This was one of my longer campaigns, with only a FFG Star Wars Edge of
the Empire campaign and an AD&D Temple of Elemental Evil campaign running
at least as long.
Cons:
The players didn’t seem to feel all that motivated to engage
with the setting, even with the map, they were laser-focused on their divine
objectives and keenly aware they had been dumped here by their patrons.
- Maybe
in the future, set it entirely within the setting, the initial planar jump
being a genre-approved way of mixing the rules assumptions with the setting.
The demon axe dominated all the combat once it kicked into
gear. While this is normal for demon weapons in Stormbringer and I could have
not gifted it, the fact remains that there is no downside to investing a big
chunk of the initial points into the STR Absorption power and starting with a
lower STR. STR never drains out of the axe Rules as Written.
- I
should have either copied the power ebbing as the description of Stormbringer
(the sword) or made more about Scarsbad getting greedy with all the powers not
being released.
The players were very hesitant to use their marines, knowing
they cost X5 more per day if they did.
- Really
the only thing I could of done was emphasis how many hands make light work.
The players didn’t like how monsters and armor meant most
attack plinked off foes or went straight through on a critical.
- That
is three problems, the nature of Basic Role-Playing favors heavy armor. Even
Runequest 2E/Classic has an issue where it’s a race to 6+ AP for most warriors. Parries slow everything down too, but's normal.
- The
second issue was that I decided that Supernatural AC meant an additional +6 AP,
turning most monsters from a d6/d8/10-1 into a high number. I could have come
up with a better solution, but I had already used half-damage somewhere else.
Perhaps I should have not.
- Critical
are lethal no doubt, but that blame lies on me using Google Dice, which reuses
the random seed if you click too often and too fast. Meaning one critical in a
big group become several critical. And the high roll for damage becomes many
high damage attacks which compound. As seen in the last fight when each player
was fighting 5 iron-blooded at a time.
A small number of players dominated the game, they struck
first, argued first and roleplayed first. Even when I tried to engage the
others, they could be a bit non-committal.
- Maybe it was simply
they weren’t that into it or they kept coming in late and so were never up to
full speed. I could have had a round-table system where each player needed to
contribute and got a separate talking turn outside of the combat.
I decided to throw The Isle in the game as a spur of the
moment thing, based on the reavers zine. That was a mistake as it bogged down
the sessions and derailed the momentum. Though the momentum was flagging fast
anyway.
- I simply could not have
done it.
- Every
encounter took longer, had more exposition and more debating methods that
didn’t work because the players tried something, and the natural course of the
game went against it or they wanted to wait something out. Like stringing up a
net in the entrance and not disguising it or expecting the berry juice to last
against a through soaking.
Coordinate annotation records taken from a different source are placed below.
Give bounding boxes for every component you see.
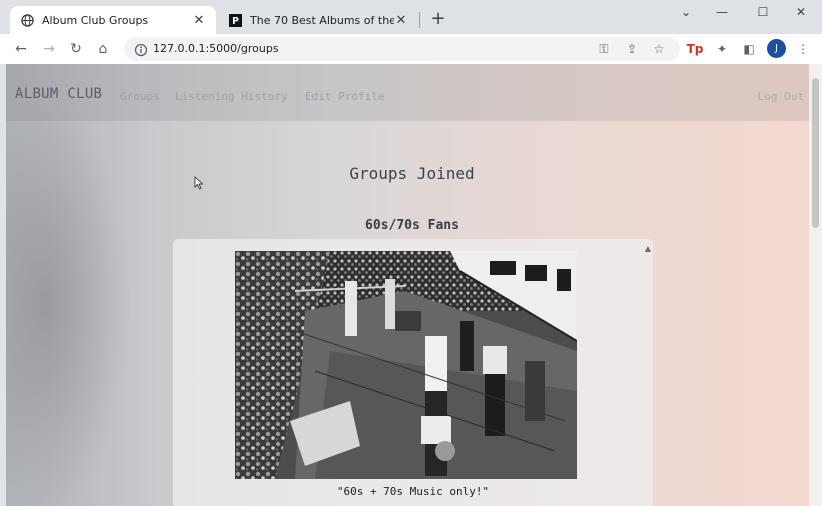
tab-divider [419,12,420,28]
menu-kebab-icon[interactable]: ⋮ [794,41,812,57]
svg-text:P: P [232,16,239,27]
pitchfork-icon: P [228,13,242,27]
group-photo [235,251,577,479]
nav-link-edit-profile[interactable]: Edit Profile [305,90,384,103]
forward-icon[interactable]: → [38,38,60,60]
extensions-puzzle-icon[interactable]: ✦ [713,41,731,57]
tab-album-club-groups[interactable]: Album Club Groups ✕ [10,6,216,34]
page-viewport: ALBUM CLUB Groups Listening History Edit… [6,64,809,506]
close-icon[interactable]: ✕ [192,13,206,28]
url-text: 127.0.0.1:5000/groups [153,42,279,55]
logout-link[interactable]: Log Out [758,90,804,103]
tab-title: The 70 Best Albums of the 1970s [250,13,394,27]
tab-title: Album Club Groups [42,13,149,27]
tab-search-icon[interactable]: ⌄ [668,2,704,22]
scrollbar-thumb[interactable] [812,78,819,228]
profile-avatar[interactable]: J [767,39,786,58]
browser-toolbar: ← → ↻ ⌂ 127.0.0.1:5000/groups ⚿ ⇪ ☆ Tp ✦… [0,34,822,64]
card-scrollbar[interactable]: ▲ [641,239,653,506]
group-card[interactable]: "60s + 70s Music only!" ▲ [173,239,653,506]
page-title: Groups Joined [349,164,475,183]
reload-icon[interactable]: ↻ [65,38,87,60]
maximize-icon[interactable]: ☐ [745,2,781,22]
close-icon[interactable]: ✕ [394,13,408,28]
new-tab-icon[interactable]: + [428,8,448,30]
back-icon[interactable]: ← [10,38,32,60]
scroll-up-icon[interactable]: ▲ [645,244,651,253]
tab-strip: Album Club Groups ✕ P The 70 Best Albums… [0,0,822,34]
window-close-icon[interactable]: ✕ [783,2,819,22]
home-icon[interactable]: ⌂ [92,38,114,60]
group-name[interactable]: 60s/70s Fans [6,218,809,233]
site-navbar: ALBUM CLUB Groups Listening History Edit… [6,64,809,121]
globe-icon [20,13,34,27]
nav-link-groups[interactable]: Groups [120,90,160,103]
mouse-cursor-icon [194,176,204,190]
address-bar[interactable]: 127.0.0.1:5000/groups ⚿ ⇪ ☆ [124,37,680,61]
minimize-icon[interactable]: — [704,2,740,22]
bookmark-star-icon[interactable]: ☆ [651,41,667,57]
extension-tp-icon[interactable]: Tp [686,41,704,57]
tab-best-albums-1970s[interactable]: P The 70 Best Albums of the 1970s ✕ [218,6,418,34]
group-caption: "60s + 70s Music only!" [336,485,490,498]
site-brand[interactable]: ALBUM CLUB [15,86,102,102]
key-icon[interactable]: ⚿ [596,41,612,57]
share-icon[interactable]: ⇪ [624,41,640,57]
page-scrollbar[interactable] [809,64,822,506]
site-info-icon[interactable] [134,42,148,57]
side-panel-icon[interactable]: ◧ [740,41,758,57]
nav-link-listening-history[interactable]: Listening History [175,90,288,103]
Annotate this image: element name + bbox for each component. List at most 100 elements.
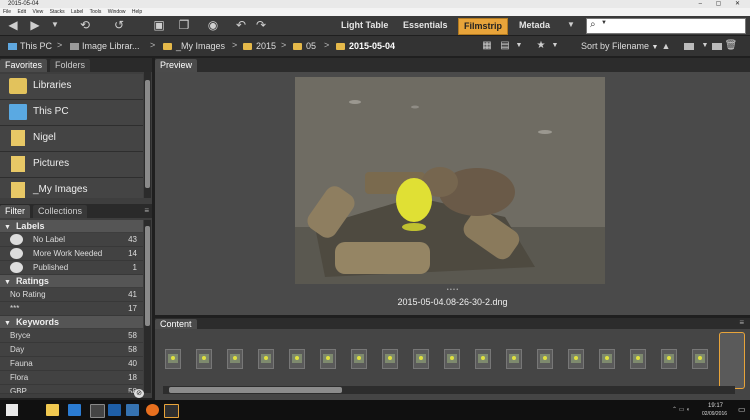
menu-label[interactable]: Label: [71, 8, 83, 16]
tab-content[interactable]: Content: [155, 319, 197, 329]
windows-start-icon[interactable]: [6, 404, 18, 416]
content-thumbnail[interactable]: [568, 349, 584, 369]
content-thumbnail[interactable]: [599, 349, 615, 369]
view-mode-dropdown-icon[interactable]: ▼: [512, 39, 526, 53]
workspace-light-table[interactable]: Light Table: [336, 18, 393, 33]
back-icon[interactable]: ◀: [6, 18, 20, 32]
menu-window[interactable]: Window: [108, 8, 126, 16]
tab-preview[interactable]: Preview: [155, 59, 198, 72]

I should say yes more often or have the successful
character rolls explicitly disallow certain ideas as unworkable.
Pros
They loved exploration, at first a little hesitant, once
they got the map, they were actively seeking adventure and monsters to fight.
And every opportunity to expand their weird and wonderful powers and
reputations was embraced. The karvi was their best and most coveted resource.
Battles were tense and violent fun. Critical hits and hewing
of bodies were a lot better than saying I Attack each round. Though the lower
starting skills and aggressive pigeonholing of professions meant some were
innately better suited. Everyone got at least one moment of epic heroism.
Stormbringer does a good job in simplifying Runequest
2E and the start of RQ 3E. Very much fast and fun, with dodges, parries and not
as much lookup than a D&D variant.
The conversion process made the game low powered. While this
is probably a Con for many, the outdated 90s adaptation website I used pegged
HD to HP as HP = 10 + HD, meaning no monster could survive more than a few good
whacks, like the PCs and mostly did 1d4/1d6+1d6 damage back. Enough to do the
same and made the armor perhaps too important. But it meant that monster
slaying and triumph were never out of reach for the players.
- This reinforced
the theme of this low-magic, iron-age world better than describing the weird
monsters or accents.
- They did
like the &Monster descriptions though and a bunch of the freakish stuff
from the Isle.
Wolves Upon the Coast magic was easy to acquire once they
got the Flagstone yet was never used. Mainly because the strange descriptions
kept the players always looking out for some reagent or loophole, they could
use. Eager to see what wacky things were needed for the next supernatural yet
minor power. What magical items they remembered to use served them well. The
more elementally charged magic from The Isle meshed well with the elemental
controls from Stormbringer.
They were eager for more, the game ended because we found a point to stop, however unwilling. Not because half the players slowly stopped turning up. That told me they were engaged, even if some were beginning to express dissatisfaction with schedules.